= Thavisouk Phrasavath =

Thavisouk Phrasavath is a New York-based Laotian-American film director/editor, writer and visual artist.

==Biography==

Thavisouk (Thavi) Phrasavath is a 2008 Academy Award and Film Independent Spirit Award Nominated Filmmaker. As well as being one of the creators, writer, director, a narrator and a subject of the 2010 Creative Arts Primetime Emmy award winner for Exceptional Merit in Nonfiction Filmmaking - The Betrayal (Nerakhoon).

His background in community work includes assisting Gang Prevention for Youth and Family Crisis Intervention through the Church Avenue Merchants Block Association. He also worked with the police as a liaison and consultant for the Lao community. Phrasavath has also consulted for the New York City Board of Education.

==Filmography==
His projects as editor Summer School, Cuba Libre, Americanos, Streaming with the Prez, Vietnam on the Cusp, Sound Painting, "Golden Venture", and most recently, Water Buffalo Don't Cry.

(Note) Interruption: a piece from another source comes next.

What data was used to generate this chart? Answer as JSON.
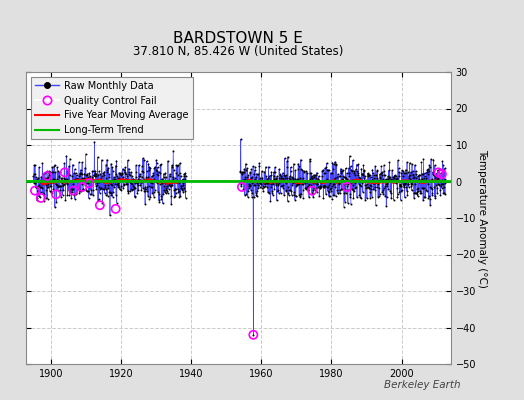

Thavisouk Phrasavath is also the first Laotian American writer to be a member of Writers Guild of America, West (WGAW) in 2008. He is also a creative consultant for film, television and other media, directing documentaries, dramatic shorts and music video for independent record label and artists. As a writer he has published poetry and won awards for paintings and illustrations.